5-5 Critical Bandwidth

Chart 5.4 takes into account the frequency characteristics of hearing and spectral masking, as discussed previously. Another factor to consider here is the frequency resolution of hearing. The frequency resolution of hearing roughly corresponds to a 1/3 octave bandwidth (when discussing loudness; the resolution for pitch is much finer). However, in the frequency range below 500 Hz, the bandwidth is larger than 1/3 octave, and the resolution becomes coarser. Therefore, in the ISO 532B method, the low-frequency bands are added together to broaden the bandwidth according to the resolution of hearing. This is why the vertical lines in the low frequencies are spaced closer together in the ISO chart, and why 4 or 3 bands are grouped together.

Masking for 5-6 hours

Another important element of loudness is temporal masking (also known as time-based masking or chronological masking). This is masking that occurs along the time axis.

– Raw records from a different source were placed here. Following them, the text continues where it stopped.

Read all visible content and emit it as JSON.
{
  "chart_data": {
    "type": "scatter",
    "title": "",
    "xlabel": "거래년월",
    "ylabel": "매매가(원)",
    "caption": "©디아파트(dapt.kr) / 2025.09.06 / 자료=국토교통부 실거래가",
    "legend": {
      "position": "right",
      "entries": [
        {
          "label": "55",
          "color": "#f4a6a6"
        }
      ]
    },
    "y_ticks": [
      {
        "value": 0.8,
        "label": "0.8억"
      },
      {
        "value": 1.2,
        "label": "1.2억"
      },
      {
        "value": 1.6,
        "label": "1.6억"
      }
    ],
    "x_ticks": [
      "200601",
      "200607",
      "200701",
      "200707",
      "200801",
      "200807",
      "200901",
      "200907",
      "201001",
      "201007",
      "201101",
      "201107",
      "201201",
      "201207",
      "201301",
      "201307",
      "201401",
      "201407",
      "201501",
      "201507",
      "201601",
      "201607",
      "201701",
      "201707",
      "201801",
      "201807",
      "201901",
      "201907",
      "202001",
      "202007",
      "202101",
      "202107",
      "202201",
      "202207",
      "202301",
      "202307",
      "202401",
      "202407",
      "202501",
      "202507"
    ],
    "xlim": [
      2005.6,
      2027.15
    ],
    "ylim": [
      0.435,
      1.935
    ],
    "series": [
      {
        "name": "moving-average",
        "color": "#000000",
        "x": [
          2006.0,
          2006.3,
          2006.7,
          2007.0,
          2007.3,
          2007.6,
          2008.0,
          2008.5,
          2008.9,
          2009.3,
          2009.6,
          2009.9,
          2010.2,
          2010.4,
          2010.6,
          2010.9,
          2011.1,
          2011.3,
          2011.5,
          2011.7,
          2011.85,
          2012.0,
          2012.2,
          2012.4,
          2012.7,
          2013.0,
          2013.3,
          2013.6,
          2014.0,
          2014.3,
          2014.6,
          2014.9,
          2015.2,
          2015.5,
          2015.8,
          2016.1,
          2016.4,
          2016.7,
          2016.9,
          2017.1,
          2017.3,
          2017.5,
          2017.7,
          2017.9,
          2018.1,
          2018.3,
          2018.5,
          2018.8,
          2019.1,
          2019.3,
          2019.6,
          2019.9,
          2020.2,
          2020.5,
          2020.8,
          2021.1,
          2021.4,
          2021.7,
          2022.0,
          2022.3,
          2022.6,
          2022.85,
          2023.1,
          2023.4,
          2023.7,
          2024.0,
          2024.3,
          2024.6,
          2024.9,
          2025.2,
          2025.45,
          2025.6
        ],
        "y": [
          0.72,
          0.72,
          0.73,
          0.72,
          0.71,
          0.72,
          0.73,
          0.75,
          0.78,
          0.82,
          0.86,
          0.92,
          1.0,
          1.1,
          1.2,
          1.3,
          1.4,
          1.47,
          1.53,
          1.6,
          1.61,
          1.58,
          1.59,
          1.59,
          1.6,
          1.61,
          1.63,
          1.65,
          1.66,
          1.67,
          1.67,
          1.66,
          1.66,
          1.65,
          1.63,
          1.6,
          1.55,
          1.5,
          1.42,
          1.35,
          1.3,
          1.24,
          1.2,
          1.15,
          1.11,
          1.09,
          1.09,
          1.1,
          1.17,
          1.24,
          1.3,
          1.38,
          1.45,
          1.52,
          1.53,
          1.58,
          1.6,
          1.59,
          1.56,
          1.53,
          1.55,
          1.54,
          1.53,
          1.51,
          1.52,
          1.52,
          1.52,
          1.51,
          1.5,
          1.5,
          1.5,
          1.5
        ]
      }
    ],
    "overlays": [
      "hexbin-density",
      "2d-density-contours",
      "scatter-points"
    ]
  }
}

For example, if one sound stops and another sound is played briefly immediately afterward, the second sound may be drowned out by the first and become inaudible. This is because the vibration of the membrane in the ear while listening to the first sound does not stop immediately but gradually attenuates. The excitation of the nerves in contact with the membrane also gradually decreases. Even if the next sound is played before the excitation has sufficiently attenuated, that sound will not be heard.

Incidentally, the loudness calculation method standardized by ISO does not take into account the effect of temporal masking. Therefore, the ISO method of loudness can only evaluate steady-state sounds.

5-7 Ono Sokki 's Sound Quality Evaluation System

Ono Sokki 's sound quality evaluation system calculates loudness using a method based on ISO 532B. However, since ISO cannot evaluate sounds that fluctuate over time, the system also incorporates the effect of temporal masking (post-masking) into its calculations. The calculation results are provided every 2 ms.

5-8 Loudness Criteria

The standard sound for loudness is a pure tone with a sound pressure level of 40 dB and a frequency of 1 kHz. This corresponds to 1 sone (loudness level of 40 phon).
A sound that sounds the same volume as this sound is called a 1 sone, and a sound that sounds twice as loud is called a 2 sone.